W niedzielnym rosyjskim ataku rakietowym na poligon pod Lwowem zginęli prawdopodobnie żołnierze oddziałów złożonych z ochotników cudzoziemskich i żołnierze armii ukraińskiej – uważa generał Waldemar Skrzypczak, były dowódca sił lądowych i wiceminister MON. W wyniku rosyjskiego ataku na Międzynarodowe Centrum Operacji Pokojowych i Bezpieczeństwa w obwodzie lwowskim na zachodzie Ukrainy, w pobliżu granicy z Polską, zginęło 35 osób, a 134 zostały ranne.

– Prawdopodobnie, tak sądzę, agenci rosyjscy powiadomili rosyjskie dowództwo, że na tym poligonie zbierają się legioniści legii cudzoziemskiej.

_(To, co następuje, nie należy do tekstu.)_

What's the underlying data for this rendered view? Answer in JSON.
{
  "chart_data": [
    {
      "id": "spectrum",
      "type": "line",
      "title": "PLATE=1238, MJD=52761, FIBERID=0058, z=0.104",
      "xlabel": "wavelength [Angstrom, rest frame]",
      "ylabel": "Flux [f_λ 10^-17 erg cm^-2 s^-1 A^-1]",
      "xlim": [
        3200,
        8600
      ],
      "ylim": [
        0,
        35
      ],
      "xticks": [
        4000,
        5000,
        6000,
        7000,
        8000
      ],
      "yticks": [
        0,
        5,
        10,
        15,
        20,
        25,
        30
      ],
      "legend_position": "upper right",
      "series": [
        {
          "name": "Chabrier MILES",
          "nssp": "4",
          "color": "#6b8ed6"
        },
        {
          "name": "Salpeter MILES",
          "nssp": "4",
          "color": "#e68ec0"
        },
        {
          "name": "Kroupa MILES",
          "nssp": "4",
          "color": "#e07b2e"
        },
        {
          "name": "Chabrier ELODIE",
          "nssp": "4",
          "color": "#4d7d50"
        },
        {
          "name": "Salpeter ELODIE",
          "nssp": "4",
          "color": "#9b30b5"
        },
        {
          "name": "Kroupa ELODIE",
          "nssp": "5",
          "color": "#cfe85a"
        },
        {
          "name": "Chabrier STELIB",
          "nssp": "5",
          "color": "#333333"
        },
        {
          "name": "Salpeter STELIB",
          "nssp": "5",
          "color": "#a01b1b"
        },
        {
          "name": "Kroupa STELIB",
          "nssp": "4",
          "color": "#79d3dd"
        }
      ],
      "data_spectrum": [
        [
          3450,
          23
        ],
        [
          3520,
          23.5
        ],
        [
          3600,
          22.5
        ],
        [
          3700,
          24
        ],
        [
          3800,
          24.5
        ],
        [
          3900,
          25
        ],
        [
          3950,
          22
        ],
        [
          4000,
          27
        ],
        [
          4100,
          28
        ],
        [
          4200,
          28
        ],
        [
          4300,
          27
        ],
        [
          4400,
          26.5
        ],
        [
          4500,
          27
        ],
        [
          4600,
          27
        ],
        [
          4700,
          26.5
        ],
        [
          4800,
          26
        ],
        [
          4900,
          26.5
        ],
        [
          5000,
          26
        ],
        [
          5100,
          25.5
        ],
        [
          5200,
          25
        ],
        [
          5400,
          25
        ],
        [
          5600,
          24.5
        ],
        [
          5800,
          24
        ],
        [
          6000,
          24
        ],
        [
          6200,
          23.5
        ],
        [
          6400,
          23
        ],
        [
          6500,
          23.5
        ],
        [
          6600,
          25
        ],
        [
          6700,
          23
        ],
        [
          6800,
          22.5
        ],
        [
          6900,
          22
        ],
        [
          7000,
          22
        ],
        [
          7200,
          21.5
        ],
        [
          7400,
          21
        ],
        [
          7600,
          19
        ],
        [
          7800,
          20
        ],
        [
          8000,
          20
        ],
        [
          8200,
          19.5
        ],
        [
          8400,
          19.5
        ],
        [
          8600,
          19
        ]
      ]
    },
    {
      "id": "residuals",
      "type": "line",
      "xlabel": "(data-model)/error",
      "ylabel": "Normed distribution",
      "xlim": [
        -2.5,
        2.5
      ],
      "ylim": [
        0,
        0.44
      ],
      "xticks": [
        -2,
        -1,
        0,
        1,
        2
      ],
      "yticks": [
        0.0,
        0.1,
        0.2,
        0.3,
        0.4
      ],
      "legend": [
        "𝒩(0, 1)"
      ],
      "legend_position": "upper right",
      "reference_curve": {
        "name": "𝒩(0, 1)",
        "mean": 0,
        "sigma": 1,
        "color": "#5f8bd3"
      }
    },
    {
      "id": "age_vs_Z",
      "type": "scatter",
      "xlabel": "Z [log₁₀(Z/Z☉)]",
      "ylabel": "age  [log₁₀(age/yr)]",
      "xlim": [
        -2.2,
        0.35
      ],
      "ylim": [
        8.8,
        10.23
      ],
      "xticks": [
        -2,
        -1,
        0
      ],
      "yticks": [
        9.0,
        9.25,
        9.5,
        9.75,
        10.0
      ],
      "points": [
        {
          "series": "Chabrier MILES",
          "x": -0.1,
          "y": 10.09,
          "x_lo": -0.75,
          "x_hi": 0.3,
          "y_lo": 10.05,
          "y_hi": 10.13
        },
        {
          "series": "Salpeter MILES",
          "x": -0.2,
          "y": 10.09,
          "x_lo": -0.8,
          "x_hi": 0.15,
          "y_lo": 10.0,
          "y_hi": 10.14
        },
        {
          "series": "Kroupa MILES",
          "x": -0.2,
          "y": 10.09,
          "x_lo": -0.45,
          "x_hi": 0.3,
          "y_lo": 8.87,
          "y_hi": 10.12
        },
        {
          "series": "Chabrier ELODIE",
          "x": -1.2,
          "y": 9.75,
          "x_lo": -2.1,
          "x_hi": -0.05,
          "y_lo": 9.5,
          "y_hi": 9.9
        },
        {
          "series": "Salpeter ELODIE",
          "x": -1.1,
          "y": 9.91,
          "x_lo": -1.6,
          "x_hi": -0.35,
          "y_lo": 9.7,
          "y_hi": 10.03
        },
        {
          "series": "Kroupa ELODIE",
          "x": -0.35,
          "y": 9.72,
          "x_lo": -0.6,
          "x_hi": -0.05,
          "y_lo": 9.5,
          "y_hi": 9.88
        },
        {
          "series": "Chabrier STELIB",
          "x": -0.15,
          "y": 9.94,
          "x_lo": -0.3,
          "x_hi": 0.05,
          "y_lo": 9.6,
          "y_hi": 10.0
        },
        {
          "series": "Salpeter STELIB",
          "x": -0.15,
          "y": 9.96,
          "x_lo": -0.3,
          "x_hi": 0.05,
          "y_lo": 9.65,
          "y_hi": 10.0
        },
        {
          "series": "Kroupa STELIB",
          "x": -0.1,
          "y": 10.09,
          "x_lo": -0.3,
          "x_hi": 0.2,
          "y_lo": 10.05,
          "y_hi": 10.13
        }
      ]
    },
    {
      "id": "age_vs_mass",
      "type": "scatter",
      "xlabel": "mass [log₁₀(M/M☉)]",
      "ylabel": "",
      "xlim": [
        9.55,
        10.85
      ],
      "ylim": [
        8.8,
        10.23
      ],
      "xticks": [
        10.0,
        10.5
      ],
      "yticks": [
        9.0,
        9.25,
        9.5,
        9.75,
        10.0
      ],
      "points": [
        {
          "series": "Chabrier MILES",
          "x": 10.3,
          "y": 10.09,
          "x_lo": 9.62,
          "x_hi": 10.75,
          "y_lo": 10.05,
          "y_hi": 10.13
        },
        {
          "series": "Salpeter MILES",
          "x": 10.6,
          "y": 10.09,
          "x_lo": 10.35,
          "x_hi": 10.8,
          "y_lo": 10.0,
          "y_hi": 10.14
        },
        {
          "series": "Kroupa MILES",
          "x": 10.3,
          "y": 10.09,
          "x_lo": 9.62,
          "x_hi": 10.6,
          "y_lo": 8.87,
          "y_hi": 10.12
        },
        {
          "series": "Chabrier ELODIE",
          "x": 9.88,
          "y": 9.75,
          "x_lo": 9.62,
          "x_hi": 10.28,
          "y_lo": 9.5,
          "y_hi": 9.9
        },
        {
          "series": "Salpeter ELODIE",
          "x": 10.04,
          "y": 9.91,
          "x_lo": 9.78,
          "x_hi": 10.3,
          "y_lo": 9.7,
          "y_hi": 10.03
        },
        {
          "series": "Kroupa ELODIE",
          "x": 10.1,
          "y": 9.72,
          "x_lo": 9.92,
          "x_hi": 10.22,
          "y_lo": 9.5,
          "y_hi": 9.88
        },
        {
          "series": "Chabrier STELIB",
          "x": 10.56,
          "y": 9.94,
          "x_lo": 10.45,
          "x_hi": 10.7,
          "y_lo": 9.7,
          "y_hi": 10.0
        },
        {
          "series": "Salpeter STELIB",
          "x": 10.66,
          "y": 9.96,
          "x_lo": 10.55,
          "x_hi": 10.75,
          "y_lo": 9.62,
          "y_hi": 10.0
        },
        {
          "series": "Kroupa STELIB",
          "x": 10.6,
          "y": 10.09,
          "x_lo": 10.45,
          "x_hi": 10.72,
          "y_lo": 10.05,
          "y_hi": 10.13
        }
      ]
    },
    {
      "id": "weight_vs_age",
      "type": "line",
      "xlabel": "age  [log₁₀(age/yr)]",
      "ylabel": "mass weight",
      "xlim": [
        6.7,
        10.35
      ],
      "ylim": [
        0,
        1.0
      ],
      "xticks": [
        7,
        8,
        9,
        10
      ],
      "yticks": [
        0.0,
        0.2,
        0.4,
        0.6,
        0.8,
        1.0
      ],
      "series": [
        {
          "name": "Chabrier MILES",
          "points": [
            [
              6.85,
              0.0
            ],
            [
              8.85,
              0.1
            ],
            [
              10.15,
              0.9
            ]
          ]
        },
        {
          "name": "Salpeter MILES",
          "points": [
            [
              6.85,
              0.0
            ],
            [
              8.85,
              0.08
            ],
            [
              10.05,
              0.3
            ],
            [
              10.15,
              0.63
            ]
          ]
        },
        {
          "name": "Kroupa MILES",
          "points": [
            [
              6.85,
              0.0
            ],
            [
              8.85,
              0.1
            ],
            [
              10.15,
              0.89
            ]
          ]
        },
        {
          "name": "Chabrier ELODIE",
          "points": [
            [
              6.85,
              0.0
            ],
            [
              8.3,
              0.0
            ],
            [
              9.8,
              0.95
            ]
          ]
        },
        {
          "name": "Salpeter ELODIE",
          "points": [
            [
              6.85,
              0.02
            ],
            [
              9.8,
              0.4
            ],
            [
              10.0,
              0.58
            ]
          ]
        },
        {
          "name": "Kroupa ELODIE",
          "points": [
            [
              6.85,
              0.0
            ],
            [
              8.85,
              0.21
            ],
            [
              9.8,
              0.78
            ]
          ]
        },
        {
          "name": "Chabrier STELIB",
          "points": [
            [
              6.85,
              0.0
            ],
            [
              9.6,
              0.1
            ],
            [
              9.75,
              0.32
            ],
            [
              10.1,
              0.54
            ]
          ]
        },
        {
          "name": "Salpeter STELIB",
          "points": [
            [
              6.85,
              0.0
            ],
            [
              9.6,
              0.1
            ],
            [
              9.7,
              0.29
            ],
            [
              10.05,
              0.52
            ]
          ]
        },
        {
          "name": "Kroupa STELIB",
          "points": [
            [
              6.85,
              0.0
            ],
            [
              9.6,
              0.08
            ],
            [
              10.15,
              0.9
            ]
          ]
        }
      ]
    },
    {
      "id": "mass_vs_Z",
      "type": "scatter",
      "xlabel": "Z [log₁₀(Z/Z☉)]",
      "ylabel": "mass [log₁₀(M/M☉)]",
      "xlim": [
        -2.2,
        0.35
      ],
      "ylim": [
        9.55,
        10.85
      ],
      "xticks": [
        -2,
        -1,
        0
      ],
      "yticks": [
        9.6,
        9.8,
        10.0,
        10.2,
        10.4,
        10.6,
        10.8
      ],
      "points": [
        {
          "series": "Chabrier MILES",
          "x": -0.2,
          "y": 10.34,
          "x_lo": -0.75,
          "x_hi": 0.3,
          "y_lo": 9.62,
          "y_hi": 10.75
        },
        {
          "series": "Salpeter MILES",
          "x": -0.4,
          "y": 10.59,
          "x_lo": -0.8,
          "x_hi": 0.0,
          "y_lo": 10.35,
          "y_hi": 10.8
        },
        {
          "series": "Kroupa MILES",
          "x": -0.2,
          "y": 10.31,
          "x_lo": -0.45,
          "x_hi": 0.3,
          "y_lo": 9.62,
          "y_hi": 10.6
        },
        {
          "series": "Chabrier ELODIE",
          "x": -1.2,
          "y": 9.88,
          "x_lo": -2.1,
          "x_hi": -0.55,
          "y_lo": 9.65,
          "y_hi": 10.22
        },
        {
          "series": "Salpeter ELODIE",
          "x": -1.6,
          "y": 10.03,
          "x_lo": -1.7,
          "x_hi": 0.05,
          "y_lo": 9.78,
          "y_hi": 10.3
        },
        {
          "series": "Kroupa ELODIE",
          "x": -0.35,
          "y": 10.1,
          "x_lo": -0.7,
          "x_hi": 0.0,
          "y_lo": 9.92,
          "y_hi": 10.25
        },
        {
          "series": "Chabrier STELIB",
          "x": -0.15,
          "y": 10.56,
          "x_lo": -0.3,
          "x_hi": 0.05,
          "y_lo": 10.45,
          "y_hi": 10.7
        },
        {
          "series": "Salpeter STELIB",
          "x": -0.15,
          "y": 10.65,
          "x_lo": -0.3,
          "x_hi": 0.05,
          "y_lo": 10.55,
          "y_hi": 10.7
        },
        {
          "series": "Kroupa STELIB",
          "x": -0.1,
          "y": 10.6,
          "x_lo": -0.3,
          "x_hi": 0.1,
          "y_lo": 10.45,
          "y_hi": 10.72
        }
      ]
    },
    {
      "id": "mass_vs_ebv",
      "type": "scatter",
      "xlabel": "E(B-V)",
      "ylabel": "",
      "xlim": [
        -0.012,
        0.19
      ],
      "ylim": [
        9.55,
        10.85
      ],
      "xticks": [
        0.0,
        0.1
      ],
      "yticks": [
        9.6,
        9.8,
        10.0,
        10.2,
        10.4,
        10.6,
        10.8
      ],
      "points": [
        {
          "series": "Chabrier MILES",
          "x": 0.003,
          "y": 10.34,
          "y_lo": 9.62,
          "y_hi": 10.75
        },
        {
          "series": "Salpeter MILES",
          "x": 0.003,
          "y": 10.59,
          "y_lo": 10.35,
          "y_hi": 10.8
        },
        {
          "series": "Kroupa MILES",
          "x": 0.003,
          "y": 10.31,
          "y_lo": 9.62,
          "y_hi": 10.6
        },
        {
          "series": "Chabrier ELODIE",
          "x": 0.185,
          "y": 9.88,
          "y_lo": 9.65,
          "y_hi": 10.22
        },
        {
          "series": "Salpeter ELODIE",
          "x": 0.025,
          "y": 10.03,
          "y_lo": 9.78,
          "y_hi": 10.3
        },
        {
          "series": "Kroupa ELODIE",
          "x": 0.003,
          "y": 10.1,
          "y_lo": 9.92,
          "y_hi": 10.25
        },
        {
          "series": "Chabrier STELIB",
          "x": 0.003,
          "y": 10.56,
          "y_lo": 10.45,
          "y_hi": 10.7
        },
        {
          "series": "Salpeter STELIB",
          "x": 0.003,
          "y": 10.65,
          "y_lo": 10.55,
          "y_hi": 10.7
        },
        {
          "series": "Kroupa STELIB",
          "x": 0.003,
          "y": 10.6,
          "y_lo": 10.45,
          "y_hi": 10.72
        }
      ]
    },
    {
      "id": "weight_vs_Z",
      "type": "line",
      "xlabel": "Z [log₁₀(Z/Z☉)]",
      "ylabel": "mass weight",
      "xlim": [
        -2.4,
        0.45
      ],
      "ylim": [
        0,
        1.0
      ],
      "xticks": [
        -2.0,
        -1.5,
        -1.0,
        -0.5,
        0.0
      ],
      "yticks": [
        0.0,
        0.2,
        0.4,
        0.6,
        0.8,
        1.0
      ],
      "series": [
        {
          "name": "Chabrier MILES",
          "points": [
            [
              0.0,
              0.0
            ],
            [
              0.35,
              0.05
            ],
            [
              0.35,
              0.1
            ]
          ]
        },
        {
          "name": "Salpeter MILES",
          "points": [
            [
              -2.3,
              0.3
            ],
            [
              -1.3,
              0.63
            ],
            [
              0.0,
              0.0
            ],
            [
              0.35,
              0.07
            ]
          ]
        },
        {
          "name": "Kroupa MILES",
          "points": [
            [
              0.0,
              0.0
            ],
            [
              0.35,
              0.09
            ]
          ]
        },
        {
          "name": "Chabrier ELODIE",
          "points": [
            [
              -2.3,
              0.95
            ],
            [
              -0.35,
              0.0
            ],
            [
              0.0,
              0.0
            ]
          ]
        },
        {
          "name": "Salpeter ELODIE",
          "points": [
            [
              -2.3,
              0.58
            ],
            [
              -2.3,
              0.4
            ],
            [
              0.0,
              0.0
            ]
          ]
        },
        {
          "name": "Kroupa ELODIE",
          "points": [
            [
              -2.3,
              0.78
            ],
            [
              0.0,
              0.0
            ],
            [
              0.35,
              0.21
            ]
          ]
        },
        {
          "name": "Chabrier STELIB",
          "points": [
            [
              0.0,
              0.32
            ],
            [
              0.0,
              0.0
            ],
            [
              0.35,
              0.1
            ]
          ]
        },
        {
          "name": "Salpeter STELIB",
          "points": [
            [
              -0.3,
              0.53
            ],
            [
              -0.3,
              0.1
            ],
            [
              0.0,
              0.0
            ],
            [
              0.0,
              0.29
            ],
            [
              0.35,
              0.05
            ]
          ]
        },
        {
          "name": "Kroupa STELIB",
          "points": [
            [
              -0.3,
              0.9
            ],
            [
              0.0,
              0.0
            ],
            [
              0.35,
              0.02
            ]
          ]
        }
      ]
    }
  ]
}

W związku z tym uderzenia tam poszło i jeżeli straty są, to moim zdaniem, tam nie ma ludności cywilnej – powiedział Skrzypczak.

– Świadczy to o tym, że operacja rekrutacji legionistów i formowanie oddziałów nie jest realizowana pod przykryciem, czyli nie jest tajna.(…) To też jest błąd tych, którzy to robią, bo nie formuje się w takich miejscach oddziałów – podkreślił Skrzypczak.

PONIŻEJ KONTYNUACJA TEKSTU

Na początku marca  doradca administracji prezydenta Wołodymyra Zełenskiego Mychajło Podoliak podawał, że na jaworskim poligonie prowadzone są ćwiczenia wolontariuszy.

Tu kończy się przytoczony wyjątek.